キャリア

人手不足で脚光、日本のサプライチェーンを変える“名脇役銘柄”3選

供給網の効率化で先行

中間流通事業者が担うサプライチェーンの効率化

このように小売事業者がコストアップに苦しむ中で、卸売事業者を中心とする中間流通事業者が、小売業のコスト抑制に資するサービスを提供できれば、中間流通事業者はその存在意義が確立できる、またとないチャンスとなります。

中間流通事業者が、その立ち位置を生かし、オーガナイズできる主なコストとして物流費があります。製造業、卸売業、小売業の物流費の売上高比率の推移をみると、2013年以降、全業種で売上高物流費比率は上昇していますが、特に小売業の上昇は顕著です。

物流費率

物流費の高騰を招く要因の1つとして、輸送効率の低下が挙げられます。Just in time 生産システムの普及といったサプライチェーンマネジメントの拡大や、インターネット通販の増加により、輸送1回当たりの貨物量が減少しており、輸送の効率は低下しています。

こうした輸配送の非効率を解消すべく、企業間の共同配送の取り組みが進んでいます。物流事業者には、複数荷主をまとめ、共同配送を推進し、輸送効率を改善する取り組みが求められているといえるでしょう。

サプライチェーン効率化で注目したい3銘柄

物流の非効率の解消でサプライチェーンの効率化を図る企業としてトランコム(証券コード:9058)、また小売業のコストアップ対してコスト削減という付加価値を提供しサプライチェーンの効率化を担う企業としてデリカフーズホールディングス(3392)、PALTAC(8283)に注目します。

トランコムは、求貨求車という情報のマッチング事業を手掛ける企業です。求貨求車は、トラックを確保できない荷主と、積載に余裕のあるトラックや空いているトラックをマッチングさせるサービスで、ドライバー不足を受けて、マッチングニーズが拡大していることから、注目度が高まっている事業です。

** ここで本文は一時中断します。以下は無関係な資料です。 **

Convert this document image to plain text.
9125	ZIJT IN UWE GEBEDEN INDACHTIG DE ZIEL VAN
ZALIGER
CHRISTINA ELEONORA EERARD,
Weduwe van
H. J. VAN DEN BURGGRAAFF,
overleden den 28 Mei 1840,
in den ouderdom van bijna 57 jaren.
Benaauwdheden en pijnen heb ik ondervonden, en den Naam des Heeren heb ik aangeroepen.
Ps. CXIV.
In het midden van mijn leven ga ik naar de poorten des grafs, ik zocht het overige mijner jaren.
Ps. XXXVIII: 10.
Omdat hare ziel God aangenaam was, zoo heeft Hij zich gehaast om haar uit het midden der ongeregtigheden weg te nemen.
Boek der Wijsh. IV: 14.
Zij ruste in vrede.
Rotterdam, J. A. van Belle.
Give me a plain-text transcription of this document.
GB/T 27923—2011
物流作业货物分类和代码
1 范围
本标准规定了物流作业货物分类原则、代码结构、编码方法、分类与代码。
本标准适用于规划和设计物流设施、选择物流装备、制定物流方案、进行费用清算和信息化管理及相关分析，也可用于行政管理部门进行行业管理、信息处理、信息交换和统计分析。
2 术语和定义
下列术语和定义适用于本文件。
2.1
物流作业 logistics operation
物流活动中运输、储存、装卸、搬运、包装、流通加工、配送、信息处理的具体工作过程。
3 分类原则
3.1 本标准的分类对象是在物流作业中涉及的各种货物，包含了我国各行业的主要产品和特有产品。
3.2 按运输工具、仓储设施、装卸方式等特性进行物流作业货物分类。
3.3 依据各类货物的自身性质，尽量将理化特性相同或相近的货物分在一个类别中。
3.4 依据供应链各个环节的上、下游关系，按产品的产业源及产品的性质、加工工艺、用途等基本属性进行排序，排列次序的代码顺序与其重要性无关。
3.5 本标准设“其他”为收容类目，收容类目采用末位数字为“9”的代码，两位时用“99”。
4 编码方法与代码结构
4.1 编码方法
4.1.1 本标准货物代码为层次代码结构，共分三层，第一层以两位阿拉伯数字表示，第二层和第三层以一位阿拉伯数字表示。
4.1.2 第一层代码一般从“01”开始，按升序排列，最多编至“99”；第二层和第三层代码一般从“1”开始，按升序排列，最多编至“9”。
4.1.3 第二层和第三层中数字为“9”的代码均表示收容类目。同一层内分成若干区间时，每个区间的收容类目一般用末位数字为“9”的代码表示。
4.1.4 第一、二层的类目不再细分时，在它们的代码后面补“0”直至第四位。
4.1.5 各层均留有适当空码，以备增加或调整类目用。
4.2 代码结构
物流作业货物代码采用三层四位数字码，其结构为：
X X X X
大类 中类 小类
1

デリカフーズHDは、外食チェーン店にカット野菜を中心とする野菜を配送する卸売事業者です。人手不足のため、外食企業ではアウトソーシングニーズが年々高まっています。こうした状況下、同社は食材加工のアウトソーシングニーズを獲得。食材加工設備や配送ネットワークの構築に積極的に投資し、自らの生産性を高めることで、外食企業のコストアップを抑える役割を果たしています。

PALTACは、卸売事業者でありながら、自社の物流生産性が非常に高いことが特徴です。この特徴を生かして、顧客への卸価格の変動を抑えたり、顧客の物流コストの削減といった付加価値を提供し、シェアを伸ばしています。

これらの企業は、いずれも積極的な投資とインフラの保有が顧客への付加価値提供の源泉となっています。競合に対して優位性を確立した“選ばれる”中間流通事業者であり、今後、中長期的にシェアの拡大とともに、堅調な利益成長が期待できるとみられます。